¿Es nuestra nuestra historia?

A nada que hojeemos el libro de nuestra Historia, tropezamos con un pueblo que se ha llevado a cara de perro con la ciencia. Algo impuro debimos ver en la ciencia desde que Felipe II prohibió a nuestros universitarios estudiar en el extranjero, porque aquí, en este rincón de Europa, nos especializamos más bien en esperar a Dios, en mirar al cielo o a las cuevas interiores del espíritu. Y, si con una mano se tomaba la espada para defender al catolicismo, con la otra se quemaban libros o se ponía sobre ellos el tachón analfabeto de la censura.

    29 dic 2012 / 09:24 H.

    Demasiada Inquisición, demasiado culto a Dios (al único del Vaticano), demasiada postración ante las imágenes, demasiado papar el viento. Demasiado cielo para tanta parálisis y tanta hambre.

    Tal vez lo que mejor nos explique nuestra condición de pueblo alejado del progreso sea la presencia de la idea aniquiladora de que la casta dominante, la única posible, fuera la de los cristianos viejos: los que en su genealogía no tenían sangre ni morisca ni judía. Ser cristiano viejo supuso una legitimación que no venía del esfuerzo personal sino de la herencia de una sangre como bendecida por siglos de catolicismo. El trabajo, el desarrollo de la técnica, o las actividades que generaban dinero no eran un requisito para pertenecer al grupo “nacional” sino, más bien, un modo siempre sospechoso de ganar prestigio social por la puerta trasera y no por la principal de la “limpieza de sangre”.

    Esta actitud de dormitar sobre la historia, anclando la vida sobre las aguas calmas de la sangre limpia, llena nuestra literatura desde el siglo XVI, con el Lazarillo, hasta las novelas de Ciges Aparicio sobre la Quesada del siglo XX. Solo hay excepciones, pero no ruptura en nuestro histórico menosprecio a las actividades materiales y en un paralelo sobreprecio de las esprituales. La terrible sentencia que dicta que cuanta más religión menos ciencia, y viceversa, se ha cumplido entre nosotros con maniática exactitud. Al menos hasta la Transición, aquí el César y Dios han andado confundidos, y se le ha dado mucho más a este que a aquel. 

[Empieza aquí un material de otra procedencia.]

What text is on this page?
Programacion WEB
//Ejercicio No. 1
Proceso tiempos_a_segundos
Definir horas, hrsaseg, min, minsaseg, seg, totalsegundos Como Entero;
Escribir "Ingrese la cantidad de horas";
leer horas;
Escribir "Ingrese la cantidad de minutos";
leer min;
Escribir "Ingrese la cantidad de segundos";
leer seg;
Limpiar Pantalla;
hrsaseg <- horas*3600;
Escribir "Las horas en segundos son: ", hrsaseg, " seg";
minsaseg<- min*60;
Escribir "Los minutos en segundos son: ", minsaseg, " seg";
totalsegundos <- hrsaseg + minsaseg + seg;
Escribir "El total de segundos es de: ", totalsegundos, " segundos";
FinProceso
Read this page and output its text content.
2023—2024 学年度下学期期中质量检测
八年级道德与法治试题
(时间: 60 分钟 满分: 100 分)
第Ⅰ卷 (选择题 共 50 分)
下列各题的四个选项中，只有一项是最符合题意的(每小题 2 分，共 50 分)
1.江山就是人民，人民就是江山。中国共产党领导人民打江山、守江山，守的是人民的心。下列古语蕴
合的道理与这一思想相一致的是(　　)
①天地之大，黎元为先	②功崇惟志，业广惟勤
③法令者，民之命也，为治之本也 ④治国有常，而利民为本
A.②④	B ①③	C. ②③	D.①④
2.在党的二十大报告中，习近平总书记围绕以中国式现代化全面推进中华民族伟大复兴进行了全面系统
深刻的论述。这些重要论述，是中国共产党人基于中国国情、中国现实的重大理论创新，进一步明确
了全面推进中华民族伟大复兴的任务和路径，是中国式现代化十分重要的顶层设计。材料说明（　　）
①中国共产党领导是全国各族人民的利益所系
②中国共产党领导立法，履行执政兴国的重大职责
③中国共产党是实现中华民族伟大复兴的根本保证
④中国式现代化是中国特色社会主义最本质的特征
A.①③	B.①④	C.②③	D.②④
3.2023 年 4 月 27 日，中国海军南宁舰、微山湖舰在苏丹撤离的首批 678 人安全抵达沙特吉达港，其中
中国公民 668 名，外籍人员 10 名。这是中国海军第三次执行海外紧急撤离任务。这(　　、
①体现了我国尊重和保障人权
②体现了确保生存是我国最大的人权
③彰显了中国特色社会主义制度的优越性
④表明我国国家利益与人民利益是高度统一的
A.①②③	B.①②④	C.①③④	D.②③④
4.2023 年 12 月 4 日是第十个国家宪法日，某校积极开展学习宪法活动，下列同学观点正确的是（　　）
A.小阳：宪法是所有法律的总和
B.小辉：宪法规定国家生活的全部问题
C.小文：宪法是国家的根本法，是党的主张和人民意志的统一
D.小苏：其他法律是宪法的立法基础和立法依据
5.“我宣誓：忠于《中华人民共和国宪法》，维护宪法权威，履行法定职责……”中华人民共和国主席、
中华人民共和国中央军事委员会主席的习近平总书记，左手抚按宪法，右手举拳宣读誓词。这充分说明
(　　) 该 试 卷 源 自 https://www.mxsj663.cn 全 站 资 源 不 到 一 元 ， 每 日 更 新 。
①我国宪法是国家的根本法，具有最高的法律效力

    Pero, cuando creíamos que ya se había acabado aquella España de erial, tan apta para el espíritu y que tanto le gustaba a Unamuno, he aquí que Wert y Gallardón se ponen el traje de cristianos viejos para meternos en la vida los deseos de la Conferencia Episcopal. Y, como una pesadilla, cumpliendo esa sentencia fatal que acabo de comentar, nuestras posibilidades de desarrollo técnico y científico se esfuman de golpe.

    En la Carta por la Ciencia, suscrita por nuestros investigadores, se nos alerta de que nos están bajando del tren del desarrollo ya que, desde 2009, se ha recortado nada menos que un 34% de inversiones en I+D+I. Lo que estamos perdiendo es la posibilidad de crear valor añadido, de tener una economía creativa y no especulativa. Así que nuestro pasado vuelve, como si nuestra historia estuviera condenada a repetirse. A no ser que decidamos que nuestra historia es mucho más nuestra que historia.